The features of some systems are very different. For example, consider a scanned image. If you scan in an ER report from the hospital or a patient’s previous medical record, some EHRs track whether the doctor looked at this document. Some EHRs don’t track this. When you are trying to convert from one to another, how are you going to bring that information over correctly, and where are you going to enter it? There are many examples of trying to map out where information should be entered.


Sometimes an EHR fails because the vendor is failing, and that means that the product isn’t working for you anymore. You might have lots of workarounds. In some cases, you end up with many pieces of paper that you are using to document and the system is scanning them in. Sometimes the vendor is abandoning the product and moving to a different product and therefore has stopped maintaining and fixing your system. They are no longer investing their money in it. We have vendors who have said, “We sold a product that we put in your office, and now we want to sell you a service out of the Cloud.” They make it impossible for you to continue to use that product in your office. These are things that can happen and you are subject to them.

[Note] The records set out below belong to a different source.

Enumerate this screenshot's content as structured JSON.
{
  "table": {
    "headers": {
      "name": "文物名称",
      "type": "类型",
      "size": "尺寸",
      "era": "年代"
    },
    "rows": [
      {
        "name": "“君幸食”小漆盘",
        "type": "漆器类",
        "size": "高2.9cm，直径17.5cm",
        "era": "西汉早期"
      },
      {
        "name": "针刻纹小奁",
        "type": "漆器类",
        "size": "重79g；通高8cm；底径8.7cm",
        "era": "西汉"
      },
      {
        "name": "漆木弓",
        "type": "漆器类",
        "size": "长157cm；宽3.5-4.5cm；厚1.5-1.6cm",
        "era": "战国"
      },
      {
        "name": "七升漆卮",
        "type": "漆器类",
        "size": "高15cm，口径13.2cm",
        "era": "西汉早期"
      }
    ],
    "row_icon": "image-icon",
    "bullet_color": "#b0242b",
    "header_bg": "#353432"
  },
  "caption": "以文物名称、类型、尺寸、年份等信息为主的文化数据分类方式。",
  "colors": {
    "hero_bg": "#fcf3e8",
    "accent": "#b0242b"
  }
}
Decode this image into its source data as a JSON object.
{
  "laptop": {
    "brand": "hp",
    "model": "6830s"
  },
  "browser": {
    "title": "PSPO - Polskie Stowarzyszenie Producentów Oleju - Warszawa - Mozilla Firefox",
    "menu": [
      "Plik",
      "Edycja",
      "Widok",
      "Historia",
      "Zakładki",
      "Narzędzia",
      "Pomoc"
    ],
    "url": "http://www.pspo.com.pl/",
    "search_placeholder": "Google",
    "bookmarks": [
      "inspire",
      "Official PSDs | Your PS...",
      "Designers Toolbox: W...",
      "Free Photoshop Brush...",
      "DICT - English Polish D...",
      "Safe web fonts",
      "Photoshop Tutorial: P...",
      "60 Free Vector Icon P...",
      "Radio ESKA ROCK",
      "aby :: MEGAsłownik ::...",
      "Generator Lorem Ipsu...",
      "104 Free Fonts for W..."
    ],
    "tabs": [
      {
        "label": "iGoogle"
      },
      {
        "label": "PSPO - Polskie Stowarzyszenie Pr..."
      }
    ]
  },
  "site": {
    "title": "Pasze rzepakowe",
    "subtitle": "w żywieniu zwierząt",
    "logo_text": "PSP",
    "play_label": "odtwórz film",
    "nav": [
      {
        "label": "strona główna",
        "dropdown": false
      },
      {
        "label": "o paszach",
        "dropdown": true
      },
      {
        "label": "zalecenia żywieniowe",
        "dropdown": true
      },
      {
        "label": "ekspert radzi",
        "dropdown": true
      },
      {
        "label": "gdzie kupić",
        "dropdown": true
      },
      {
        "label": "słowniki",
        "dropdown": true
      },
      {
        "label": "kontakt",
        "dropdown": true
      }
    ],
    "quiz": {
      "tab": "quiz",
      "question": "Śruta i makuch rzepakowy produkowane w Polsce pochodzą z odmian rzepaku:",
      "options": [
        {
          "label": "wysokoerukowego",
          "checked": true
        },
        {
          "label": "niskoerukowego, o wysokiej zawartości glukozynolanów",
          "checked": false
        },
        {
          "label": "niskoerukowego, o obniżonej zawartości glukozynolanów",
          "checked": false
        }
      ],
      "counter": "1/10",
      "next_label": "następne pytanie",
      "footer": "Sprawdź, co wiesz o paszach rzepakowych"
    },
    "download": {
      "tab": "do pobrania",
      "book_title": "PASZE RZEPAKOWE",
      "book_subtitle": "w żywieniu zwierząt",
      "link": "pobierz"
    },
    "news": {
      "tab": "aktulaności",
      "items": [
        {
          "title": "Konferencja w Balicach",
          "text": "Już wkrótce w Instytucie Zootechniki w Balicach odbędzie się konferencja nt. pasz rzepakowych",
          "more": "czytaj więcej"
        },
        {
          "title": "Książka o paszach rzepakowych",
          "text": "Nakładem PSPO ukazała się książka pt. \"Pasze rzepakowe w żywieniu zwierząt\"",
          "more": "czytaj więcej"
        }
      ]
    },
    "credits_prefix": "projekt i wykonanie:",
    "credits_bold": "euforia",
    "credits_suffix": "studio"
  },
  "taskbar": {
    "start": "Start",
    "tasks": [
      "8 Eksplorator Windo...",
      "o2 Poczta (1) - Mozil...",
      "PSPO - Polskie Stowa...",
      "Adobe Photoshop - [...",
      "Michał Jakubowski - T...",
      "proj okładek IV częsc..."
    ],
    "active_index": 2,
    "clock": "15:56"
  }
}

Another situation that I have seen is when the EHR is no longer being actively sold. The manufacturer says, “No new practices are implementing this system.” That is a very serious problem strategically. Therefore, practices need to keep an eye on what’s going on with the product. Is it moving forward? Are there signs that this product is no longer a viable option to maintain your records?

Remember that the punchline to all of this is that it’s the practice that is responsible for maintaining patients’ records, not the EHR vendor, and HIPAA security is the responsibility of the practice, not the vendor.